The Chofetz Chaim brought an illustration about how just the fact a person would be embarrassed is reason not to mention his past misdeeds even if it won’t harm him in any way, from a Gemara in Bava Metzia 59a where King David said that anyone who mentions his sin that he did with Batsheva (which was not as severe as it looked, he did complete repentance, and everyone accepted him as king at that time) would still be worse than the sin itself because if anyone would cut him no blood would be spilled, I.e. he is so embarrassed over what happened. All the more so if it will monetarily, or physically harm someone, for example he won’t be able to find a job because of what you said, or even just to scare him is not permissible.  
If done with malicious intent the Rabbeinu Yona says in Shaarei Teshuva 214 that these type of people the Shechina, Divine Presence, does not rest among them. 
The Chofetz Chaim also illustrates how by just not watching what you say one can create severe ramifications. There is a Gemara in Shabbos 33b which relates that Yehuda Ben Geirim  was privy to a conversation the judges in the Sanhedrin about Rome. Rebbe Yehuda was praising Rome for all the useful roads, bridges, bathhouses etc. that were made which could be used by the Jews to serve Hashem better. Rebbe Shimon ben Yochai said they did it all for there own pleasure and sinful ways. Yehuda Ben Geirim went back home and in innocent conversation discussed what he heard in the Sanhedrin that day. Somehow word got out to the Roman government of what Rebbe Shimon Ben Yochai said which had grave results. 

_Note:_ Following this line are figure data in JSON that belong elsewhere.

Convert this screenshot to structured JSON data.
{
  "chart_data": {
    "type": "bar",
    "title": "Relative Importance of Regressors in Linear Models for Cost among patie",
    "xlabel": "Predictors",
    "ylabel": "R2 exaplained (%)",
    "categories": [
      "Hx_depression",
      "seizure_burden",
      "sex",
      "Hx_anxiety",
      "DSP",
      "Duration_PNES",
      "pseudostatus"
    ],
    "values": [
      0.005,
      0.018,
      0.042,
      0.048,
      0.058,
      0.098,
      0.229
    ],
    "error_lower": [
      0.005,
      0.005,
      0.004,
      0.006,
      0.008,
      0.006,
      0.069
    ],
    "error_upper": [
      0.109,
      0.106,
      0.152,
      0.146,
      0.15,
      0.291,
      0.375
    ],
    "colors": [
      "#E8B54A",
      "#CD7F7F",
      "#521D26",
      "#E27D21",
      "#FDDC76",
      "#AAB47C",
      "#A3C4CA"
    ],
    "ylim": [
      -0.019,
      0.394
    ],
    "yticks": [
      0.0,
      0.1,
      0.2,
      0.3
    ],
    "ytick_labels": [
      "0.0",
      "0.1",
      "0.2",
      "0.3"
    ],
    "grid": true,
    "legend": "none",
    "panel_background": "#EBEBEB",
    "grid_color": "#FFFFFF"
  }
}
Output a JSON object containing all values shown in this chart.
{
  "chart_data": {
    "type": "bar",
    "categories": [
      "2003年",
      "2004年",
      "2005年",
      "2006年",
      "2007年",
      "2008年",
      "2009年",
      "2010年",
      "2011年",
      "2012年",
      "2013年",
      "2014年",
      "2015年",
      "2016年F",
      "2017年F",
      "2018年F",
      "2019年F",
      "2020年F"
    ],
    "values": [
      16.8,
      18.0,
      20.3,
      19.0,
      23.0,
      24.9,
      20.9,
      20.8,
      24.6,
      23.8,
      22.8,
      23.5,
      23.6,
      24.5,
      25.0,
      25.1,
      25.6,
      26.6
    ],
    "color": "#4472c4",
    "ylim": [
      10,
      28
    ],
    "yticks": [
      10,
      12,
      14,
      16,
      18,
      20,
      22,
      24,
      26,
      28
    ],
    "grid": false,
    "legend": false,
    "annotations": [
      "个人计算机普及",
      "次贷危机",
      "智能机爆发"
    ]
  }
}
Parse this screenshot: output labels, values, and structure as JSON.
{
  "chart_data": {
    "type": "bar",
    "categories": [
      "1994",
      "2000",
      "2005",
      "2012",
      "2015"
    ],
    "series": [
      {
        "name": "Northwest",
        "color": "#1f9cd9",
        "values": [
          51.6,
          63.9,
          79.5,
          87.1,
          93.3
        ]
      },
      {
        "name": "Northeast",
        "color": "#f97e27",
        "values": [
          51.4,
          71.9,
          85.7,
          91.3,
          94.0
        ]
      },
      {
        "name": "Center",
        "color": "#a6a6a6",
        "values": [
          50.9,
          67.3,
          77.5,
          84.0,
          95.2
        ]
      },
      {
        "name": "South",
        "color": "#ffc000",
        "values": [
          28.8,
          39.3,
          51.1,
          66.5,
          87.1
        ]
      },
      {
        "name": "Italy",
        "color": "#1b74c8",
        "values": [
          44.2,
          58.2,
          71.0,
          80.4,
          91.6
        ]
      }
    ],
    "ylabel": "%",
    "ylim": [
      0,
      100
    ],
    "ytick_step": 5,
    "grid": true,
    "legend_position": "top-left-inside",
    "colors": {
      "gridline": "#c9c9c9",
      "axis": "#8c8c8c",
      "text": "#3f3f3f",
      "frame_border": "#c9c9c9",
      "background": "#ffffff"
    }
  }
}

However the Chofetz Chaim did say that one can confide in a righteous person who is known to be modest and private that you can trust won’t say anything else to anyone and know he will not come to judgement about that person being talked about and he is not trying to insult the guy, then you can tell that rabbi about someone, for example who is not eating kosher, or keeping Shabbos appropriately, for maybe he will be able to help him fix his ways. Another application of one you can trust would be a psychologist or the like who is paid to listen to problems and to keep his mouth shut.